Diffractive Hygrochromic Effect of the Strongest Creature in the World!

The Hercules Beetle is remarkable, not only for its strength, able to carry up to 850 times its own weight, the protective outgrowth of the insects’ exoskeleton, also changes from green to black as its surrounding atmosphere gets more humid.
Researchers from the University of Namur in Belgium have used the latest imaging techniques to study the shell of the beetle - a scanning electronic microscope to determine the structure responsible for the colour and a spectrophotometer to analyze how the light interacts with this structure.

The light interferes with the structure to produce the green colour of the shell. When water penetrates through the widely-open porous layers, it destroys the interferences phenomenon leading to a black colouration.

As to why the beetle changes colour, question marks also remain. Some have suggested that it is to do with protection – it becomes more humid at night and is therefore good for cover to turn black. Others have suggested that it is to do with warmth absorption at night. Questions remain.

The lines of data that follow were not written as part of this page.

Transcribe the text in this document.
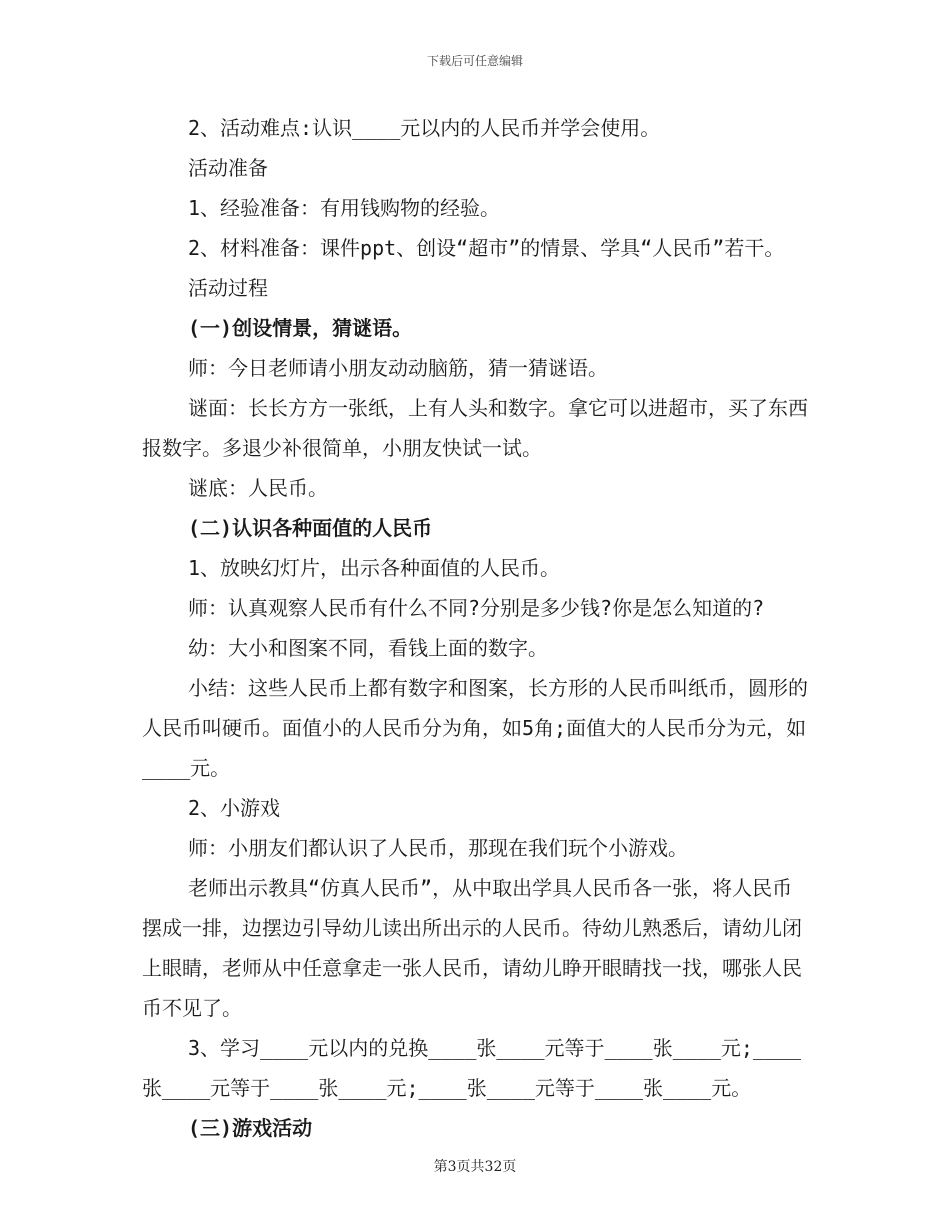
下载后可任意编辑

2、活动难点:认识____元以内的人民币并学会使用。

活动准备

1、经验准备：有用钱购物的经验。

2、材料准备：课件ppt、创设“超市”的情景、学具“人民币”若干。

活动过程

(一)创设情景，猜谜语。

师：今日老师请小朋友动动脑筋，猜一猜谜语。

谜面：长长方方一张纸，上有人头和数字。拿它可以进超市，买了东西报数字。多退少补很简单，小朋友快试一试。

谜底：人民币。

(二)认识各种面值的人民币

1、放映幻灯片，出示各种面值的人民币。

师：认真观察人民币有什么不同?分别是多少钱?你是怎么知道的?

幼：大小和图案不同，看钱上面的数字。

小结：这些人民币上都有数字和图案，长方形的人民币叫纸币，圆形的人民币叫硬币。面值小的人民币分为角，如5角;面值大的人民币分为元，如____元。

2、小游戏

师：小朋友们都认识了人民币，那现在我们玩个小游戏。

老师出示教具“仿真人民币”，从中取出学具人民币各一张，将人民币摆成一排，边摆边引导幼儿读出所出示的人民币。待幼儿熟悉后，请幼儿闭上眼睛，老师从中任意拿走一张人民币，请幼儿睁开眼睛找一找，哪张人民币不见了。

3、学习____元以内的兑换____张____元等于____张____元;____张____元等于____张____元;____张____元等于____张____元。

(三)游戏活动

第3页共32页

Marie Rassart, who did the research at the University of Namur, said, “The sort of structural behaviour displayed by the Hercules Beetle could be an important property for ‘intelligent’ materials’. Such materials could be put to work as humidity sensors. This could be useful for example in food processing plants to monitor the moisture level.” link

Diffractive hygrochromic effect in the cuticle of the hercules beetle Dynastes Hercules. 2008. M Rassart et al 2008 New Journal of Physics: (14pp).